12-14-2021 05:35 PM
Hello,
New to vSZ, but I have a question pertaining to controlling what IP's can/can't access our admin portal. Would I need to create an ACL profile, prior to doing an L3 policy ?
I have my vSZ NAT'd on WAN, but I know I can accomplish such tasks through that firewall - but for simpler terms - this is possible through ACL's on vSZ?

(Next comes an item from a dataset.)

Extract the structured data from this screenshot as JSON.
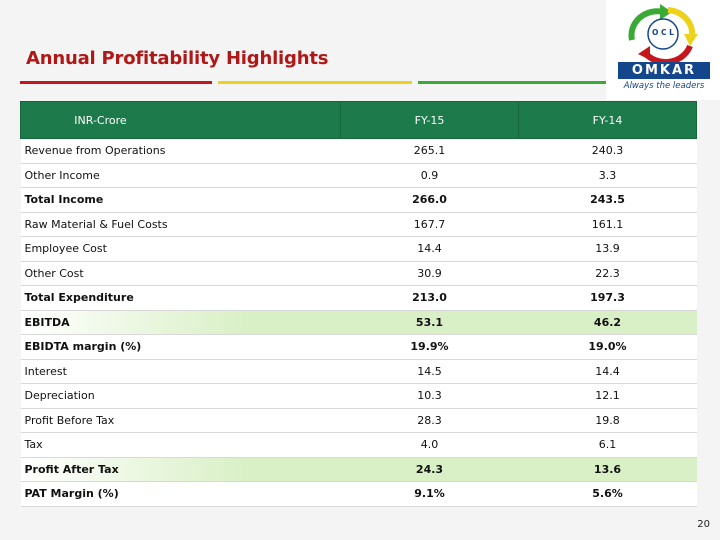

I just want to limit certain IP's on WAN to access this url.
Solved! Go to Solution.
12-15-2021 03:06 AM
Hi Kristphr,
If you want to restrict access to the SmartZone's administrator interface from your LAN/WAN, this can be facilitated by implementing a 'Management Interface Access Control Rule' https://docs.commscope.com/bundle/sz-520-adminguide-sz100vsz/page/GUID-4B6B1916-74E2-45E7-9197-9B650...

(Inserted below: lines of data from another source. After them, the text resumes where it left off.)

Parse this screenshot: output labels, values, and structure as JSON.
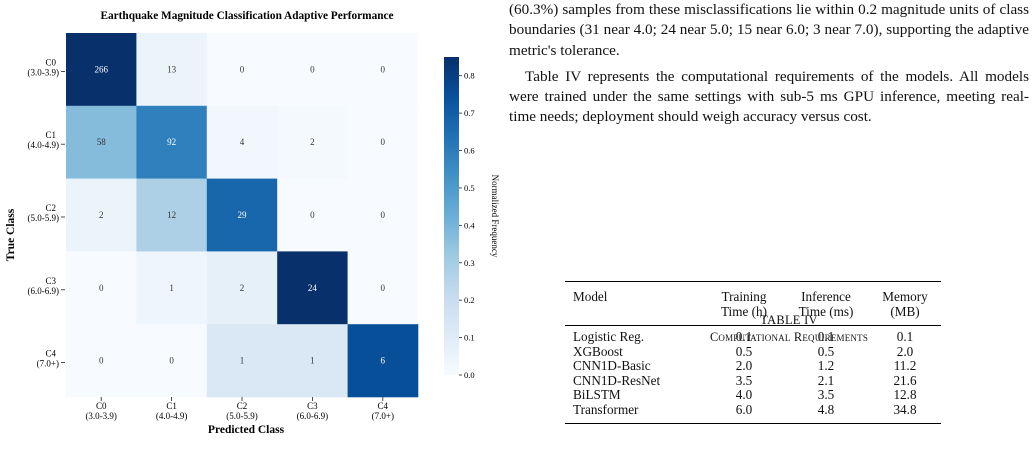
{
  "figure": {
    "title": "Earthquake Magnitude Classification Adaptive Performance",
    "xlabel": "Predicted Class",
    "ylabel": "True Class",
    "colorbar_label": "Normalized Frequency",
    "colorbar_ticks": [
      "0.8",
      "0.7",
      "0.6",
      "0.5",
      "0.4",
      "0.3",
      "0.2",
      "0.1",
      "0.0"
    ],
    "classes": [
      {
        "name": "C0",
        "range": "(3.0-3.9)"
      },
      {
        "name": "C1",
        "range": "(4.0-4.9)"
      },
      {
        "name": "C2",
        "range": "(5.0-5.9)"
      },
      {
        "name": "C3",
        "range": "(6.0-6.9)"
      },
      {
        "name": "C4",
        "range": "(7.0+)"
      }
    ]
  },
  "chart_data": {
    "type": "heatmap",
    "title": "Earthquake Magnitude Classification Adaptive Performance",
    "xlabel": "Predicted Class",
    "ylabel": "True Class",
    "x_categories": [
      "C0 (3.0-3.9)",
      "C1 (4.0-4.9)",
      "C2 (5.0-5.9)",
      "C3 (6.0-6.9)",
      "C4 (7.0+)"
    ],
    "y_categories": [
      "C0 (3.0-3.9)",
      "C1 (4.0-4.9)",
      "C2 (5.0-5.9)",
      "C3 (6.0-6.9)",
      "C4 (7.0+)"
    ],
    "values": [
      [
        266,
        13,
        0,
        0,
        0
      ],
      [
        58,
        92,
        4,
        2,
        0
      ],
      [
        2,
        12,
        29,
        0,
        0
      ],
      [
        0,
        1,
        2,
        24,
        0
      ],
      [
        0,
        0,
        1,
        1,
        6
      ]
    ],
    "colorbar": {
      "label": "Normalized Frequency",
      "range": [
        0,
        0.85
      ],
      "colormap": "Blues"
    }
  },
  "text": {
    "para1": "(60.3%) samples from these misclassifications lie within 0.2 magnitude units of class boundaries (31 near 4.0; 24 near 5.0; 15 near 6.0; 3 near 7.0), supporting the adaptive metric's tolerance.",
    "para2": "Table IV represents the computational requirements of the models. All models were trained under the same settings with sub-5 ms GPU inference, meeting real-time needs; deployment should weigh accuracy versus cost."
  },
  "table": {
    "label": "TABLE IV",
    "caption": "Computational Requirements",
    "headers": [
      {
        "line1": "Model",
        "line2": ""
      },
      {
        "line1": "Training",
        "line2": "Time (h)"
      },
      {
        "line1": "Inference",
        "line2": "Time (ms)"
      },
      {
        "line1": "Memory",
        "line2": "(MB)"
      }
    ],
    "rows": [
      [
        "Logistic Reg.",
        "0.1",
        "0.1",
        "0.1"
      ],
      [
        "XGBoost",
        "0.5",
        "0.5",
        "2.0"
      ],
      [
        "CNN1D-Basic",
        "2.0",
        "1.2",
        "11.2"
      ],
      [
        "CNN1D-ResNet",
        "3.5",
        "2.1",
        "21.6"
      ],
      [
        "BiLSTM",
        "4.0",
        "3.5",
        "12.8"
      ],
      [
        "Transformer",
        "6.0",
        "4.8",
        "34.8"
      ]
    ]
  }
}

Additionally you can implement rules on your own firewall and/or infrastructure the SmartZone connects to. Please find a link to a guide of ports the SZ uses for connectivity: https://support.ruckuswireless.com/documents/1335-smartzone-firewall-ports-configuration-guide
It is also possible to create L2 and L3 firewall policies for wireless clients: https://docs.commscope.com/bundle/sz-520-adminguide-sz100vsz/page/GUID-B9CA3669-FC8E-4135-88CC-4235D...
I hope that helps,
Darrel.
12-15-2021 03:06 AM
Hi Kristphr,
If you want to restrict access to the SmartZone's administrator interface from your LAN/WAN, this can be facilitated by implementing a 'Management Interface Access Control Rule' https://docs.commscope.com/bundle/sz-520-adminguide-sz100vsz/page/GUID-4B6B1916-74E2-45E7-9197-9B650...

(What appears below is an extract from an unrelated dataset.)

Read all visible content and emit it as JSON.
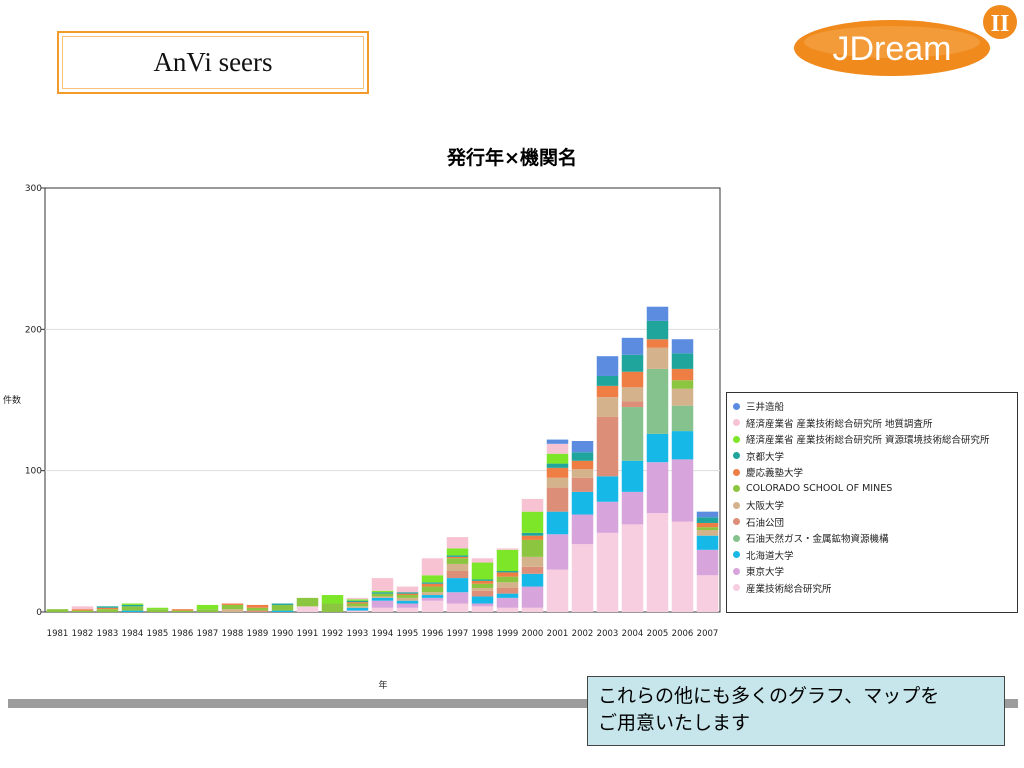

Additionally you can implement rules on your own firewall and/or infrastructure the SmartZone connects to. Please find a link to a guide of ports the SZ uses for connectivity: https://support.ruckuswireless.com/documents/1335-smartzone-firewall-ports-configuration-guide
It is also possible to create L2 and L3 firewall policies for wireless clients: https://docs.commscope.com/bundle/sz-520-adminguide-sz100vsz/page/GUID-B9CA3669-FC8E-4135-88CC-4235D...
I hope that helps,
Darrel.
12-15-2021 04:13 PM
@darrel_rhodes thank you for this, Darrel. Literally what I was looking for - but couldn't figure out where to start.